Hadoop 2.x MapReduce Job Counter Data Local Maps Lower than Hadoop 1.x




      I run the MapReduce job at 400+ node of cluster based on Hadoop 2.4.0 confined scheduer is FairScheduer and I noticed Job Counter of Data-Local is much lower than Hadoop 1.x

      Such as these situations:
      Hadoop 1.x Data-local 99% Rack-Local 1%
      Hadoop 2.4.0 Data-Local 75% Rack-Local 25%

      So I looked up the source code of Hadoop 2.4.0 MRAppMaster and YARN-FairScheduer,there are some situations that may lead to this kind of problem.

      We know MRAppMaster builds the Map of Priority->ResourceNamer->Capacity->RemoteRequest->NumContainer

      Too many containers are assigned to MRAppMaster from FairScheduler

      MRAppMaster addContainerReq() and assignContainer() have changed NumContainer which will send RemoteRequest to FairScheduler, and the FairScheduler will reset value of NumContainer by the MRAppMaster’s heartbeat, but FairScheduler set NumContainer itself when handle NODE_UPDATE event , So if the heartbeat of MRAppMaster’s NumContainer next time is bigger than FairScheduler’s NumContainer,the extra container is redundant for MRAppMaster,and MRAppMaster will assign this container to Rack-Local because no task is needed on this container’s host now

      Besides, when one task requires more than one host, it will also cause this problem.

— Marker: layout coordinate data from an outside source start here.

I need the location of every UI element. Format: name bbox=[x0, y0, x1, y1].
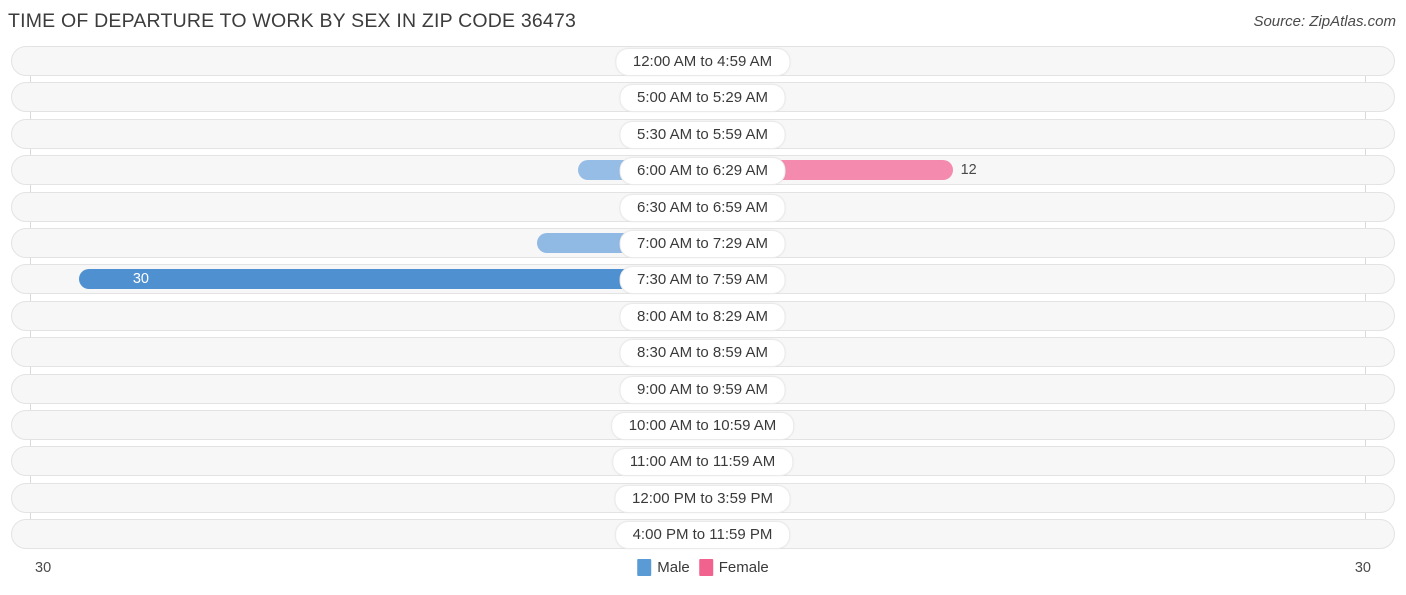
axis-max-left: 30 bbox=[35, 560, 52, 576]
category-label[interactable]: 11:00 AM to 11:59 AM bbox=[611, 448, 794, 477]
category-label[interactable]: 5:00 AM to 5:29 AM bbox=[619, 84, 786, 113]
chart-footer: 30 Male Female 30 bbox=[0, 550, 1406, 595]
chart-row[interactable]: 005:00 AM to 5:29 AM bbox=[0, 82, 1406, 113]
chart-row[interactable]: 004:00 PM to 11:59 PM bbox=[0, 519, 1406, 550]
source-attribution: Source: ZipAtlas.com bbox=[1253, 13, 1396, 30]
chart-row[interactable]: 0012:00 PM to 3:59 PM bbox=[0, 482, 1406, 513]
category-label[interactable]: 8:30 AM to 8:59 AM bbox=[619, 339, 786, 368]
legend-item-female[interactable]: Female bbox=[698, 559, 769, 576]
chart-header: TIME OF DEPARTURE TO WORK BY SEX IN ZIP … bbox=[0, 0, 1406, 46]
category-label[interactable]: 12:00 PM to 3:59 PM bbox=[614, 484, 791, 513]
chart-plot-area: 0012:00 AM to 4:59 AM 005:00 AM to 5:29 A… bbox=[0, 46, 1406, 550]
chart-row[interactable]: 6126:00 AM to 6:29 AM bbox=[0, 155, 1406, 186]
chart-row[interactable]: 009:00 AM to 9:59 AM bbox=[0, 373, 1406, 404]
chart-row[interactable]: 0010:00 AM to 10:59 AM bbox=[0, 409, 1406, 440]
chart-row[interactable]: 0011:00 AM to 11:59 AM bbox=[0, 446, 1406, 477]
value-label-male: 30 bbox=[132, 271, 149, 288]
category-label[interactable]: 7:30 AM to 7:59 AM bbox=[619, 266, 786, 295]
category-label[interactable]: 8:00 AM to 8:29 AM bbox=[619, 302, 786, 331]
legend-item-male[interactable]: Male bbox=[637, 559, 690, 576]
category-label[interactable]: 7:00 AM to 7:29 AM bbox=[619, 229, 786, 258]
chart-row[interactable]: 008:00 AM to 8:29 AM bbox=[0, 300, 1406, 331]
legend-swatch-male-icon bbox=[637, 559, 652, 576]
category-label[interactable]: 6:00 AM to 6:29 AM bbox=[619, 157, 786, 186]
category-label[interactable]: 6:30 AM to 6:59 AM bbox=[619, 193, 786, 222]
chart-row[interactable]: 008:30 AM to 8:59 AM bbox=[0, 337, 1406, 368]
bar-male[interactable] bbox=[79, 269, 703, 290]
chart-row[interactable]: 807:00 AM to 7:29 AM bbox=[0, 227, 1406, 258]
value-label-female: 12 bbox=[960, 162, 977, 179]
chart-row[interactable]: 005:30 AM to 5:59 AM bbox=[0, 118, 1406, 149]
category-label[interactable]: 9:00 AM to 9:59 AM bbox=[619, 375, 786, 404]
chart-row[interactable]: 0012:00 AM to 4:59 AM bbox=[0, 46, 1406, 76]
chart-row[interactable]: 006:30 AM to 6:59 AM bbox=[0, 191, 1406, 222]
chart-legend: Male Female bbox=[637, 559, 769, 576]
category-label[interactable]: 12:00 AM to 4:59 AM bbox=[614, 48, 791, 76]
axis-max-right: 30 bbox=[1354, 560, 1371, 576]
legend-swatch-female-icon bbox=[698, 559, 713, 576]
chart-row[interactable]: 3007:30 AM to 7:59 AM bbox=[0, 264, 1406, 295]
chart-root: TIME OF DEPARTURE TO WORK BY SEX IN ZIP … bbox=[0, 0, 1406, 595]
legend-label-male: Male bbox=[657, 559, 690, 576]
category-label[interactable]: 5:30 AM to 5:59 AM bbox=[619, 120, 786, 149]
legend-label-female: Female bbox=[718, 559, 769, 576]
page-title: TIME OF DEPARTURE TO WORK BY SEX IN ZIP … bbox=[8, 10, 577, 32]
category-label[interactable]: 10:00 AM to 10:59 AM bbox=[610, 411, 795, 440]
category-label[interactable]: 4:00 PM to 11:59 PM bbox=[614, 521, 791, 550]
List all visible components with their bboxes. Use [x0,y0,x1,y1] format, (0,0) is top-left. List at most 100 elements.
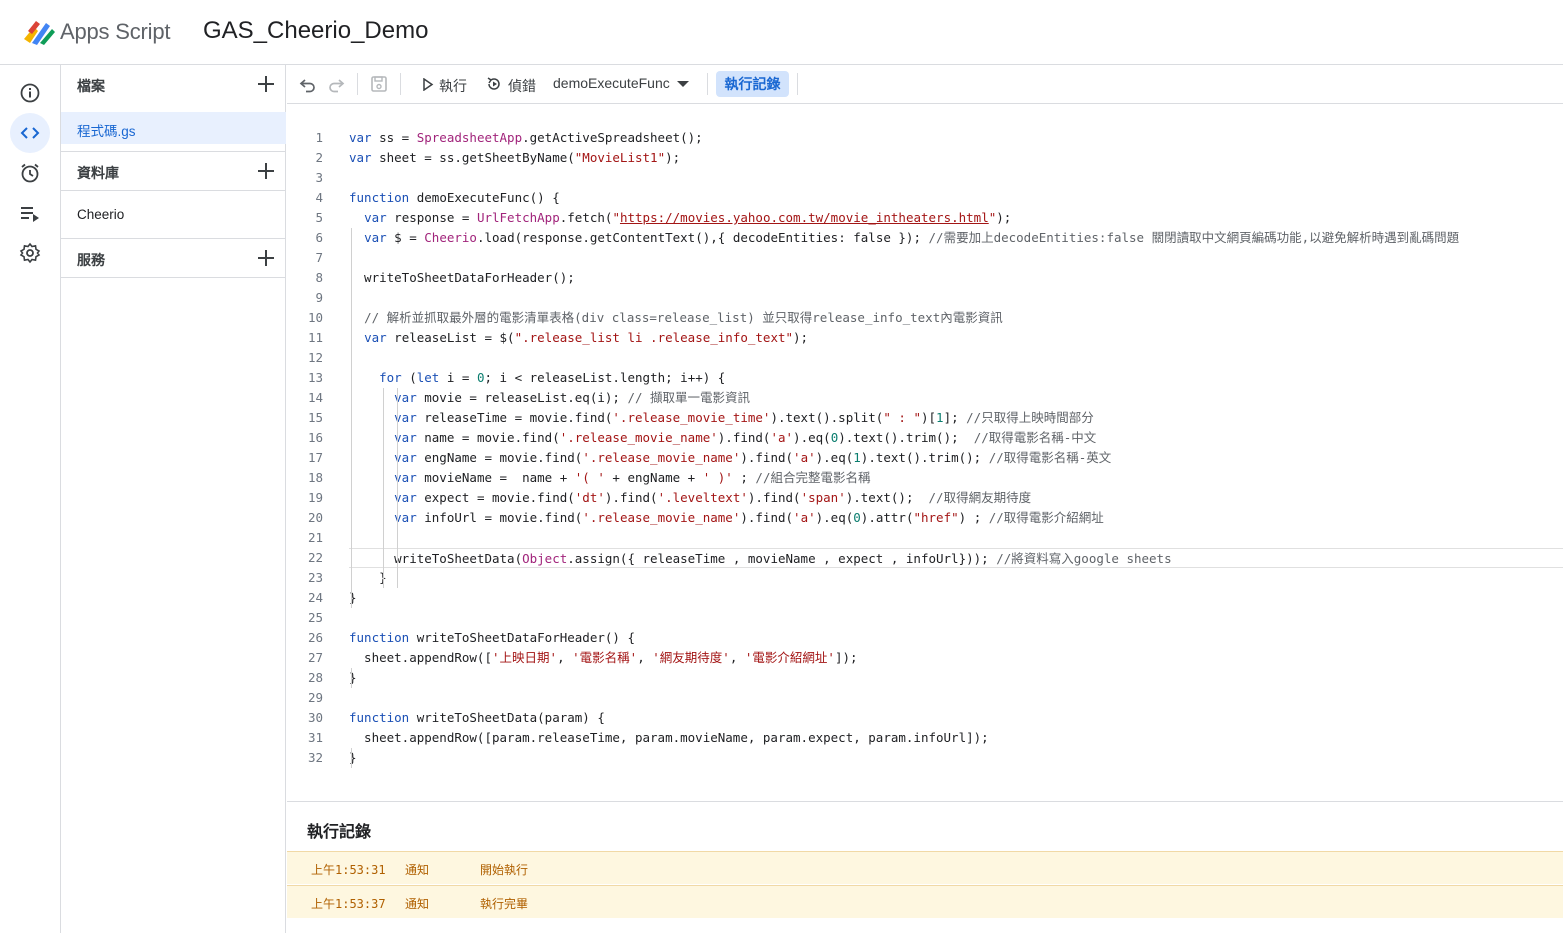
libraries-section-title: 資料庫 [77,165,119,181]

      So the conclusion is the FairScheduler’s NumConainer is reset by MRAppMaster’s heartbeat and handle NODE_UPDATE event , both of MRAppMaster’s and NODE_UPDATE are async logic

      I found properties of FairScheduler’s config there are

      and I’m confused that FairScheuler assignContainer() should be invoked app.addSchedulingOpportunity(priority) after NODE_LOCAL assigned logic . but now is opposite ,
      means the application have chance to assign a container is opportunity will increment , and when the application missed node of NODE_LOCAL opportunity is great than locality.threshold.node most time ,so those properties is useless for me .
      And if AppMaster sends no RemoteRequest.ANY at the same priority request , the Scheudler will get NPE ,and the ResourceManager will exit immediately

      see this

      public synchronized int getTotalRequiredResources(Priority) {
      return getResourceRequest(priority,RMNode.ANY).getNumContainers();
      Anyone has ideas for those issues please comment.